A nightmare-inducing sea creature made famous in ‘Finding Nemo’ was caught on video in the depths of the ocean for the first time. Scientists believe global warming is affecting its environment, bringing the rare anglerfish species to shallower waters.
As shown in Pixar’s famous fish film, anglers get their name from the built-in fishing rod attached to their foreheads. The black seadevil (scientific name Melanocetus) lives in the pitch-black depths of Monterey Canyon off California’s coast, and uses its luminescent orb to attract prey.
“In the darkness of deep water, they flash the light to attract prey and draw them near the angler’s mouth. When a fish or a squid swims up, it is quickly inhaled by the angler’s huge mouth and trapped by its long, sharp teeth,” senior scientist Bruce Robison said in a video of the seadevil released by the Monterey Bay Aquarium Research Institute (MBARI).
MBARI scientists spotted the secretive species 2,000 feet (600m) below Monterey Bay’s surface, but it also lives in the “freezing, crushing water four times deeper,” the San Jose Mercury News reported.
The footage captured at this depth by MBARI’s remotely operated vehicle, ROV Doc Ricketts, is believed to be the first video ever made of this species alive and at such a depth, the institute said in the video description. Fewer than half a dozen encounters with any type of deep-sea anglerfish have ever been recorded by deep-diving research vehicles, MBARI noted in a statement.
The ROV located the fish during a “midwater transect” last Monday, institute spokeswoman Kim Fulton-Bennett told CNN. “This means we ‘fly’ the robot through the water at a series of different depths (10 minutes at each depth), and count all the different types of animals we see.”
The female seadevil is recognizable from ‘Finding Nemo,’ where it snuck up on fish Dory and Marlin as they search for Nemo. As scary as the anglerfish might be, it is only 9 cm (3.5 in) long. The male is even smaller, “like a tiny little baby,” a video called ‘True Facts about the Angler Fish’ says.
“He attaches himself to the female by biting her, and then digesting part of his face so he fuses with her flesh,” the description continues. “He then atrophies, losing his digestive organs, brain, heart and eyes, and winds up nothing more than a pair of gonads, which release sperm when needed.”
Finding a female ‒ no matter how ugly she may appear‒ is imperative for the male.
“If they don’t find a female, they drown,” Ted Pietsch, professor at the University of Washington and expert on the deep-sea anglerfish, told the Mercury News. “They’re not even properly equipped to eat.”
Females also collect males throughout their lifetimes. Robison told KSBW that he has seen up to 11 males attached to a single female.
Not much else is known about the elusive seadevil, however. “A video would tell us a lot about how it moves, swims, orients to gravity,” Pietsch noted.
Robison and his international team of researchers didn’t just capture video of the angler; it captured the black seadevil to study. Unfortunately, they do not know how long it will survive.
The team is studying the possible impacts of rising water temperatures on deep-sea animals.

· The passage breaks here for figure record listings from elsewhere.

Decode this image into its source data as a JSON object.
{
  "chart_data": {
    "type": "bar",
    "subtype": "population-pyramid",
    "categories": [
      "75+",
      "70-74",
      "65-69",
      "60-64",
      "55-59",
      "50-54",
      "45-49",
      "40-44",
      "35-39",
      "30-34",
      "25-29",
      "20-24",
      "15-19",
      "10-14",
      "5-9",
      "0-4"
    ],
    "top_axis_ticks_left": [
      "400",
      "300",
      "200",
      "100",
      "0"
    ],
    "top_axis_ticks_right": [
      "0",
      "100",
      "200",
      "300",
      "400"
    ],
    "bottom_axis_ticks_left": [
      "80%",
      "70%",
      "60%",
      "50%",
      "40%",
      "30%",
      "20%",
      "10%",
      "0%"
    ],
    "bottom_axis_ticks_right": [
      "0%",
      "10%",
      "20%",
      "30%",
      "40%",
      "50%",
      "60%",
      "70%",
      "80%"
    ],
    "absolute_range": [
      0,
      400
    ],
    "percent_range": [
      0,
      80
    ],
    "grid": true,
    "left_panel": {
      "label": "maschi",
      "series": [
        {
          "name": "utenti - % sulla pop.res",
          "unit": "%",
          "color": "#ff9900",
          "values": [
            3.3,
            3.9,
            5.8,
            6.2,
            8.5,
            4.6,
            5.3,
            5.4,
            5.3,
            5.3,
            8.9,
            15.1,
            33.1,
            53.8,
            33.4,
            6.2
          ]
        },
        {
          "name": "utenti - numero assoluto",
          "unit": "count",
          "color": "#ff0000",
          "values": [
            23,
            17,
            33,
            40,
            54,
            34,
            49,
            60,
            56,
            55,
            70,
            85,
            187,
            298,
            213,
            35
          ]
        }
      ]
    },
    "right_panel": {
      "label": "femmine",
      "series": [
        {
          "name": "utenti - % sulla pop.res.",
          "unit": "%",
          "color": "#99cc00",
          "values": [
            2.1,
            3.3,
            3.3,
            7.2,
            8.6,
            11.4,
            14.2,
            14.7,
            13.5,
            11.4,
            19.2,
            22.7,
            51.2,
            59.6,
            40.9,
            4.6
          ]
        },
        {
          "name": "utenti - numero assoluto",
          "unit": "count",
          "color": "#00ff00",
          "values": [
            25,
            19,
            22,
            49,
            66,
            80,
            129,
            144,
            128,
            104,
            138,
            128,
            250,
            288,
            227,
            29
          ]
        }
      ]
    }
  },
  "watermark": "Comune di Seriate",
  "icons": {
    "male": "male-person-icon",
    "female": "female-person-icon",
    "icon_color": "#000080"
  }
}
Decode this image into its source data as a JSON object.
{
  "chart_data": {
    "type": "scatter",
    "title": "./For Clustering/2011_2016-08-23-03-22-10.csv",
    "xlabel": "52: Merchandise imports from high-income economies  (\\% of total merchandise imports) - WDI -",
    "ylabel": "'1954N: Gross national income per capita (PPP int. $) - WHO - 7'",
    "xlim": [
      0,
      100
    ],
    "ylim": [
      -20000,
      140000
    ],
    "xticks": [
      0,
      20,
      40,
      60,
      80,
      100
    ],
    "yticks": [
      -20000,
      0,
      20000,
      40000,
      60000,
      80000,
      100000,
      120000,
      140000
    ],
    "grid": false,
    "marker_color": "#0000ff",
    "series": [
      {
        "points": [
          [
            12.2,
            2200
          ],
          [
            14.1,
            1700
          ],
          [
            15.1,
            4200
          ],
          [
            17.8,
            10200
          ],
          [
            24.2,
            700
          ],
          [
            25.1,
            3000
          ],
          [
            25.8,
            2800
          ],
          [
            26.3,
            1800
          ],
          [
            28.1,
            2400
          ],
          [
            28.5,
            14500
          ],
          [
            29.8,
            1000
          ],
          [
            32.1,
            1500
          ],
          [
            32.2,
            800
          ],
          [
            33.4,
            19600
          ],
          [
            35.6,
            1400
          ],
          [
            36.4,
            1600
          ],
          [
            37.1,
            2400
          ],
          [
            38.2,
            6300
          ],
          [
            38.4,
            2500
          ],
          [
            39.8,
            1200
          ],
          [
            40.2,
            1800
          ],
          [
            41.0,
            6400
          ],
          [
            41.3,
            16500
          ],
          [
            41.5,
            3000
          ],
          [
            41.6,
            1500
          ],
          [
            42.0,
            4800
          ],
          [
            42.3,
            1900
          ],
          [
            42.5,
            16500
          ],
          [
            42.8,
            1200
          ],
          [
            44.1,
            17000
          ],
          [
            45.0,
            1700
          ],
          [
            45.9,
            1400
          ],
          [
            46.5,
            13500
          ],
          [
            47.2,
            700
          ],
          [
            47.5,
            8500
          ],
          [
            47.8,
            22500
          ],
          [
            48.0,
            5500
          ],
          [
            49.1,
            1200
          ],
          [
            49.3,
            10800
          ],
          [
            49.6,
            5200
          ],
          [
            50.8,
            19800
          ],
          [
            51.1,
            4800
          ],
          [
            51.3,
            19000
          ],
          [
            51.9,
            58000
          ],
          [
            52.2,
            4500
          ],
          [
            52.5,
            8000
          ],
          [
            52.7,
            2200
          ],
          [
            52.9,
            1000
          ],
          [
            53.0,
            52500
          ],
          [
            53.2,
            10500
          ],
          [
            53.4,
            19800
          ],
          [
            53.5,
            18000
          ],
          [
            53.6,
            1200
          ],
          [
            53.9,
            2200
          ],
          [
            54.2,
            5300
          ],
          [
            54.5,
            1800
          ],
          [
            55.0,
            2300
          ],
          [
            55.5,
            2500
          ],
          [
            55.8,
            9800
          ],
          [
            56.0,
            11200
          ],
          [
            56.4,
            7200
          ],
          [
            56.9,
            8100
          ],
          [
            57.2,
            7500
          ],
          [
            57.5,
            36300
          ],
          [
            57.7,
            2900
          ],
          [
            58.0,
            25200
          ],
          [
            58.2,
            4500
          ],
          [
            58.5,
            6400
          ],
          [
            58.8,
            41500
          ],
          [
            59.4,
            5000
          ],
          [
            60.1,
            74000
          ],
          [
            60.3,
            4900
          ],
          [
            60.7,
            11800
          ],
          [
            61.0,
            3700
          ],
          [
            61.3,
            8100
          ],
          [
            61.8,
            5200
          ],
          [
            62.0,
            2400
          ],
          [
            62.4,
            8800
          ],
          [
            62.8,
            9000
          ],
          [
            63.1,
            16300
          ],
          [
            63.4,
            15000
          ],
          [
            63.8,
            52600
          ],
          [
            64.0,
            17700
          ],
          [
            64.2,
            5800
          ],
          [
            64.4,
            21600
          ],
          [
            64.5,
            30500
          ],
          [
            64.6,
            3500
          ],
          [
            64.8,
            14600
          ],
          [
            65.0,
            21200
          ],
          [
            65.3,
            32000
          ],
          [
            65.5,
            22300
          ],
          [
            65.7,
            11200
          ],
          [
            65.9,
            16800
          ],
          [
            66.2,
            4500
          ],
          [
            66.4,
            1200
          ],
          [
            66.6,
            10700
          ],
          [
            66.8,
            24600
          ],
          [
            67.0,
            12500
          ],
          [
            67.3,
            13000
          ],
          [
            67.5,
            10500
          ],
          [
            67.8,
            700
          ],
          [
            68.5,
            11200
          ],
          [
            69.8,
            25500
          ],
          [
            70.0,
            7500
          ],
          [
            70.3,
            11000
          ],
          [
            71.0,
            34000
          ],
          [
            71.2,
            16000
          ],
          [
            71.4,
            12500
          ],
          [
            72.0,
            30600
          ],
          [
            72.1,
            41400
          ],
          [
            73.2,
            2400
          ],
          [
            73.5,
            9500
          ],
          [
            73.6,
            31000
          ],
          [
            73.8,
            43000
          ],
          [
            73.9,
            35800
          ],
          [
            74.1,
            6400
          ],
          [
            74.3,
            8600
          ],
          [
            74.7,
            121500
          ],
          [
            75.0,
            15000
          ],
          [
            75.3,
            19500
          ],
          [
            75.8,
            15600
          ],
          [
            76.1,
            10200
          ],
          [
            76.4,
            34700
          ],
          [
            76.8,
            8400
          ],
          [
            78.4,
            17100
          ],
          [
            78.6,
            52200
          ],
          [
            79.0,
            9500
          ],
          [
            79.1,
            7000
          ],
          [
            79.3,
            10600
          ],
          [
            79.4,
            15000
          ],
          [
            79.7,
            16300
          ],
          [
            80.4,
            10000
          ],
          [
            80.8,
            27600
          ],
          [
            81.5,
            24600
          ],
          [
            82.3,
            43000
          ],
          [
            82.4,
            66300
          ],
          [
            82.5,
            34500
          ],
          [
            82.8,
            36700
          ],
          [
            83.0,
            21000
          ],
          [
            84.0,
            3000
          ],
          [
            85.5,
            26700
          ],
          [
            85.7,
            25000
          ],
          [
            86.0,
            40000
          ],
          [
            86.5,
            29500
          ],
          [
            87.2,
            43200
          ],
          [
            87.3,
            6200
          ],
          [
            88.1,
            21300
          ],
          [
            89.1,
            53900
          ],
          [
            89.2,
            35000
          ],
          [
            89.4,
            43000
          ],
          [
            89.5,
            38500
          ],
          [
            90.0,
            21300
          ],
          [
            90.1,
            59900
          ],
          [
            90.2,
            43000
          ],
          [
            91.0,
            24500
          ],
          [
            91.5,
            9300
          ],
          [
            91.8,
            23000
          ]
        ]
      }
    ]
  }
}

Robison told KSBW the fish discovery was thanks to the mid-water rest barometer, the only one of its kind.
“What we’re trying to do experimentally with instruments that we take down into the ocean is to learn what the range of capabilities of these animals are,” he said. “Now that the temperature is rising, many species may not have the ability to adjust to the rising temperatures.”
The temperature increase, he told the Mercury News, is “probably because of global warming. If the temperature continues to rise and the amount of oxygen continues to decrease, things are going to change.”
The problem the black seadevil and other deep-sea creatures face from global warming is that oxygen ‒ which is already scarce at those depths ‒ will decrease even more.
“Animals that live in the oxygen minim zones are adapted to low oxygen, but they might be close to their limit,” Brad Seibel, an assistant professor of marine biology at the University of Rhode Island, told the Mercury News. That could lead to stunted development, and possibly force the animals to head to shallower waters.
And animals near the surface would have to swim to colder waters. These mass migrations would alter ecosystems as food and predators might not shift in the same way, Seibel said.